Burn in discs vs. music for new speakers


I'm expecting a new pair of Sonus Faber Grand Piano's. Does anyone have an opinion on using a specific burn in disc or should I just play music continuously for two weeks? I'm told the speakers require a lengthy burn in period.
smwdrtwin
tune your fm station so it only gets white noise let it play for two weeks. you can listen to music during that period but switch back to fm when you arent listening. this works for cables also.
what if you dont have a tune i only have tt and cdp i fond your answer interesting jazzart tks
Burn ,burn,burn ....who wrote the book on burn in time .Is there one .My grandfather a look ways told me turn off the lights your wasting electricity...and it was a lot cheaper  then.
smwdrtwin

Buy this and just play the ’Pink Noise" track over and over, be careful of the others, they "can" damage your amp/speakers
https://www.ebay.com/itm/Audio-Test-Disc-Freq-Sweeps-Pink-Noise-Phase-Audiophile-Studio/184196815012?hash=item2ae2fc58a4:g:bwMAAOxyYYlRxTYV

Cheers George
Hope after 20 years those speakers are burned in!
He might have new drivers to break in.
As they get problems when old, the magnet/coil gap has very little clearance and can scrap/pole after a while if the drivers are not rotated 180 degrees every couple of years to counter the sag.

Cheers George
I bought a $69.00 CD/DVD player and this disc, specifically for burning in things: https://www.amazon.com/Cardas-Acoustics-Irrational-Efficacious-Burn/dp/B00OY8UXME       The disc has Pink, Brown and White Noise tracks, that can be played on Repeat.      They do a great job.      There are six Seimens CCAs, that I don’t want to unnecessarily wear, in my system CDP (thus- the cheapo player).                                                 In the decades that I professionally reconed speakers (as a warranty center for EV, Altec, JBL, Cerwin-Vega, Gollehon, Cetec-Gauss and a Waldom reconing center, in Orlando, FL), I never had a repair come in, do to a sagging suspension (unless they’d gotten soaked in something).
The above doesn’t include down-firing woofers, such as might be found in a Leslie, or subwoofer system.       I have seen those sag.     Just my own experience (YMMV).        YEP: another 20 yo zombie-thread (as Ralph calls them), resurrected by someone with nothing better to do.   
The above doesn’t include down-firing woofers, such as might be found in a Leslie, or subwoofer system. I have seen those sag.
Front firing,the top of the bass driver sags/leans forward and causes polling, Kef B139’s were known for it, so were my Kef B1814 bass driver and also I believe Lowther drivers had very tight magnet/coil gap and needed to be rotated every now and again.

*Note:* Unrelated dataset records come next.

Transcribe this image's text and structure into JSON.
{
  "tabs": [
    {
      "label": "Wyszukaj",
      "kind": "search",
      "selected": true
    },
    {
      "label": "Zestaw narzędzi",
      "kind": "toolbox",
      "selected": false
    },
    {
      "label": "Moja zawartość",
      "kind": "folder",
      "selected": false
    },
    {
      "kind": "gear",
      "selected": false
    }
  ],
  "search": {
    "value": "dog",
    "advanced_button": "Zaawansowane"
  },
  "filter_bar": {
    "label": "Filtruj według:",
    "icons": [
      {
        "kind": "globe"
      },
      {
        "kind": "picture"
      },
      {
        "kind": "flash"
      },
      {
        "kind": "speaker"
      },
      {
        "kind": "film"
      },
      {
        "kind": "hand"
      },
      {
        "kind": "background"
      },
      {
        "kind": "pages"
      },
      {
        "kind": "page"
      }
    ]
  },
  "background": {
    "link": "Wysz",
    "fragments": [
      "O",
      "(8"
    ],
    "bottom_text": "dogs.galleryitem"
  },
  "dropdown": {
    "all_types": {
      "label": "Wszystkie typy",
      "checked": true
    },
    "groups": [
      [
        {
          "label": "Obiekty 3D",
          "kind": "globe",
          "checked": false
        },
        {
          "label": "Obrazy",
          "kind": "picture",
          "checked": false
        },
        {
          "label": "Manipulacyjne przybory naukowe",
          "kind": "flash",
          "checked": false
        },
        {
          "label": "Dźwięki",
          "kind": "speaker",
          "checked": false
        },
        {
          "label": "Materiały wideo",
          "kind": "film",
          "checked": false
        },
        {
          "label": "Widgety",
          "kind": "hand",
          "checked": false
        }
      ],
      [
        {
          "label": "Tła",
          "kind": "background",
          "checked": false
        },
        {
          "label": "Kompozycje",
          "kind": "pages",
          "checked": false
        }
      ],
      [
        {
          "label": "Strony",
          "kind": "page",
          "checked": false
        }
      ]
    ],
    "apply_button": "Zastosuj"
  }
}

YEP: another 20 yo zombie-thread (as Ralph calls them), resurrected by someone with nothing better to do.
At least back then there were a lot less snake oil  fuse and hrt etc etc voodoo threads
 Burn in for speaker suspension pliability/compliance is a real thing


Cheers George
YEP: another 20 yo zombie-thread (as Ralph calls them), resurrected by someone with nothing better to do.  
+1  And it is the same knucklehead doing it over and over. 

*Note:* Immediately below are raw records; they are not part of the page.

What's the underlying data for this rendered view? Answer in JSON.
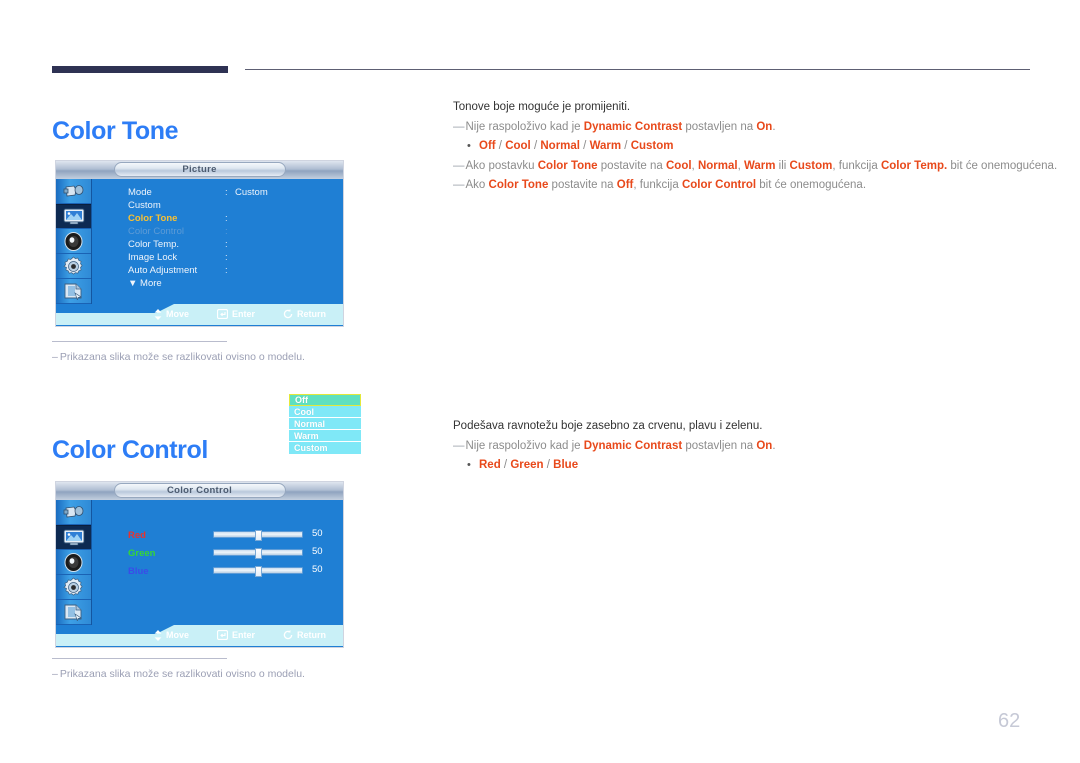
{
  "page": {
    "number": "62"
  },
  "sections": [
    {
      "title": "Color Tone",
      "intro": "Tonove boje moguće je promijeniti.",
      "notes": [
        [
          {
            "t": "Nije raspoloživo kad je ",
            "s": "gy"
          },
          {
            "t": "Dynamic Contrast",
            "s": "or"
          },
          {
            "t": " postavljen na ",
            "s": "gy"
          },
          {
            "t": "On",
            "s": "or"
          },
          {
            "t": ".",
            "s": "gy"
          }
        ],
        [
          {
            "t": "Ako postavku ",
            "s": "gy"
          },
          {
            "t": "Color Tone",
            "s": "or"
          },
          {
            "t": " postavite na ",
            "s": "gy"
          },
          {
            "t": "Cool",
            "s": "or"
          },
          {
            "t": ", ",
            "s": "gy"
          },
          {
            "t": "Normal",
            "s": "or"
          },
          {
            "t": ", ",
            "s": "gy"
          },
          {
            "t": "Warm",
            "s": "or"
          },
          {
            "t": " ili ",
            "s": "gy"
          },
          {
            "t": "Custom",
            "s": "or"
          },
          {
            "t": ", funkcija ",
            "s": "gy"
          },
          {
            "t": "Color Temp.",
            "s": "or"
          },
          {
            "t": " bit će onemogućena.",
            "s": "gy"
          }
        ],
        [
          {
            "t": "Ako ",
            "s": "gy"
          },
          {
            "t": "Color Tone",
            "s": "or"
          },
          {
            "t": " postavite na ",
            "s": "gy"
          },
          {
            "t": "Off",
            "s": "or"
          },
          {
            "t": ", funkcija ",
            "s": "gy"
          },
          {
            "t": "Color Control",
            "s": "or"
          },
          {
            "t": " bit će onemogućena.",
            "s": "gy"
          }
        ]
      ],
      "bullet": [
        {
          "t": "Off",
          "s": "or"
        },
        {
          "t": " / ",
          "s": "sep"
        },
        {
          "t": "Cool",
          "s": "or"
        },
        {
          "t": " / ",
          "s": "sep"
        },
        {
          "t": "Normal",
          "s": "or"
        },
        {
          "t": " / ",
          "s": "sep"
        },
        {
          "t": "Warm",
          "s": "or"
        },
        {
          "t": " / ",
          "s": "sep"
        },
        {
          "t": "Custom",
          "s": "or"
        }
      ],
      "bullet_after_note": 0,
      "footnote": "Prikazana slika može se razlikovati ovisno o modelu."
    },
    {
      "title": "Color Control",
      "intro": "Podešava ravnotežu boje zasebno za crvenu, plavu i zelenu.",
      "notes": [
        [
          {
            "t": "Nije raspoloživo kad je ",
            "s": "gy"
          },
          {
            "t": "Dynamic Contrast",
            "s": "or"
          },
          {
            "t": " postavljen na ",
            "s": "gy"
          },
          {
            "t": "On",
            "s": "or"
          },
          {
            "t": ".",
            "s": "gy"
          }
        ]
      ],
      "bullet": [
        {
          "t": "Red",
          "s": "or"
        },
        {
          "t": " / ",
          "s": "sep"
        },
        {
          "t": "Green",
          "s": "or"
        },
        {
          "t": " / ",
          "s": "sep"
        },
        {
          "t": "Blue",
          "s": "or"
        }
      ],
      "footnote": "Prikazana slika može se razlikovati ovisno o modelu."
    }
  ],
  "osd_picture": {
    "title": "Picture",
    "rail_icons": [
      "input-source-icon",
      "picture-icon",
      "sound-icon",
      "setup-gear-icon",
      "multi-control-icon"
    ],
    "rail_active_index": 1,
    "menu": [
      {
        "label": "Mode",
        "colon": ":",
        "value": "Custom",
        "state": "normal"
      },
      {
        "label": "Custom",
        "colon": "",
        "value": "",
        "state": "normal"
      },
      {
        "label": "Color Tone",
        "colon": ":",
        "value": "",
        "state": "selected"
      },
      {
        "label": "Color Control",
        "colon": ":",
        "value": "",
        "state": "disabled"
      },
      {
        "label": "Color Temp.",
        "colon": ":",
        "value": "",
        "state": "normal"
      },
      {
        "label": "Image Lock",
        "colon": ":",
        "value": "",
        "state": "normal"
      },
      {
        "label": "Auto Adjustment",
        "colon": ":",
        "value": "",
        "state": "normal"
      }
    ],
    "more_label": "▼ More",
    "dropdown": {
      "items": [
        "Off",
        "Cool",
        "Normal",
        "Warm",
        "Custom"
      ],
      "highlighted_index": 0
    },
    "footer": [
      {
        "icon": "up-down-arrow-icon",
        "label": "Move"
      },
      {
        "icon": "enter-key-icon",
        "label": "Enter"
      },
      {
        "icon": "return-arrow-icon",
        "label": "Return"
      }
    ]
  },
  "osd_colorcontrol": {
    "title": "Color Control",
    "rail_icons": [
      "input-source-icon",
      "picture-icon",
      "sound-icon",
      "setup-gear-icon",
      "multi-control-icon"
    ],
    "rail_active_index": 1,
    "sliders": [
      {
        "label": "Red",
        "value": "50",
        "pct": 47,
        "color": "r"
      },
      {
        "label": "Green",
        "value": "50",
        "pct": 47,
        "color": "g"
      },
      {
        "label": "Blue",
        "value": "50",
        "pct": 47,
        "color": "b"
      }
    ],
    "footer": [
      {
        "icon": "up-down-arrow-icon",
        "label": "Move"
      },
      {
        "icon": "enter-key-icon",
        "label": "Enter"
      },
      {
        "icon": "return-arrow-icon",
        "label": "Return"
      }
    ]
  },
  "colors": {
    "heading": "#2d7df6",
    "accent_orange": "#e8491b",
    "osd_blue": "#1f7fd4",
    "osd_footer": "#c9f0f7",
    "rule_dark": "#2e3253"
  }
}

Anyone paying attention will notice; the B139 and 1814 drivers didn’t have a round frame/front suspension.     The Physics of having flat, horizontal, mountings (in most applications), would come into play, regarding sag      But; I never saw any KEFs or Lowthers, in the shoppe, so- what do I know?      Any documentation/evidence, beside your opinion, regarding the typical, round, front firing woofer, outside of those that have been stored in boxes, face down, for extended periods of time?
But; I never saw any KEFs or Lowthers, in the shoppe, so- what do I know?
You don’t. So I’m telling you.
Search yourself (just Google "rotating speaker drivers") plenty to read.
Many very tight magnet to coil gap drivers or heavy coned ones also, that sound like their polling, "can" be fixed just by a 180 degree rotation.
Other ones I remember that sagged, were the 1st model Reference 3A De-Capo and the bass driver in the bigger old Klipsch. La-Scala, Horn etc

Cheers George
And it is the same knucklehead doing it over and over.
At least there’s no duplicate threads being posted, taking up space. Burn-in is real for audio’s mechanical devices, like speaker cone suspension, phono cartridge suspension ect. Not so much for semiconductors or even caps (after they have been polarized,that is done quickly).

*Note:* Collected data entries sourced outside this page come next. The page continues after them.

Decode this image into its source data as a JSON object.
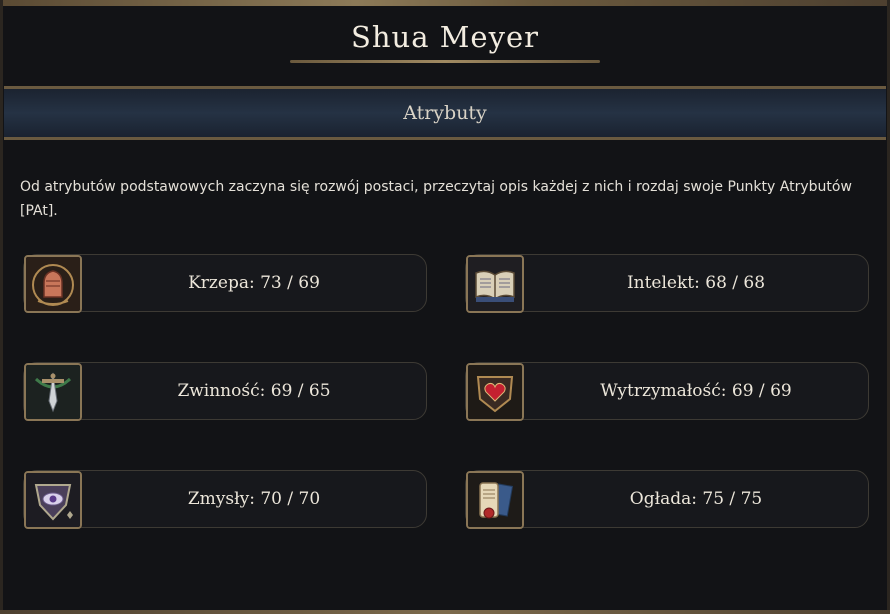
{
  "character": {
    "name": "Shua Meyer"
  },
  "section": {
    "title": "Atrybuty"
  },
  "description": "Od atrybutów podstawowych zaczyna się rozwój postaci, przeczytaj opis każdej z nich i rozdaj swoje Punkty Atrybutów [PAt].",
  "attributes": [
    {
      "label": "Krzepa: 73 / 69",
      "name": "Krzepa",
      "current": 73,
      "max": 69,
      "icon": "fist-icon"
    },
    {
      "label": "Intelekt: 68 / 68",
      "name": "Intelekt",
      "current": 68,
      "max": 68,
      "icon": "book-icon"
    },
    {
      "label": "Zwinność: 69 / 65",
      "name": "Zwinność",
      "current": 69,
      "max": 65,
      "icon": "sword-icon"
    },
    {
      "label": "Wytrzymałość: 69 / 69",
      "name": "Wytrzymałość",
      "current": 69,
      "max": 69,
      "icon": "heart-shield-icon"
    },
    {
      "label": "Zmysły: 70 / 70",
      "name": "Zmysły",
      "current": 70,
      "max": 70,
      "icon": "eye-shield-icon"
    },
    {
      "label": "Ogłada: 75 / 75",
      "name": "Ogłada",
      "current": 75,
      "max": 75,
      "icon": "scroll-icon"
    }
  ],
  "colors": {
    "accent_gold": "#8a7656",
    "section_blue": "#253244",
    "background": "#121316"
  }
}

And no, I do not have any upgraded fuses in my system.
That’s good as there are way too many of those snake oil threads around, as I said.

Cheers George

SO, Georgie- You’re telling me you have nothing but opinion pieces and anecdotal evidence.      Funny, but- that’s what you're constantly whining about, regarding fuses.          btw: No one, thus far on this thread, has said anything about suspension break-in (or electronic burn-in) not being real.        You just enjoy changing subjects/shifting targets.     You are (somewhat) entertaining to engage in conversation, however, on occasion (good for a laugh).       ie: No one, BUT YOU, ever mentioned fuses in this thread.      Responding to your yourself now?    Skipping your meds (snakes in your head), lately?    
Skipping your meds (snakes in your head), lately?


So now your a doctor??? Please leave my health out of it.
I said why "some" drivers cones sag and then the voice coil scraps in the magnet gap, you can’t understand it, that your prerogative, I wondered then why the anger.
BTW I mentioned fuses as just one of the analogy’s for snake oil burn-in beliefs.

PS: Now I looked at your history, your an avid fuser, that’s why your backs up 🤦‍♂️.
Just play them and enjoy the music. IMHO burn in discs are a rather silly notion and a waste of energy. Just more mythology. Put on the Grateful Dead's Infrared Roses, turn up the volume, sit back and relax. By the time that disc is finished the entire house will be broken in:)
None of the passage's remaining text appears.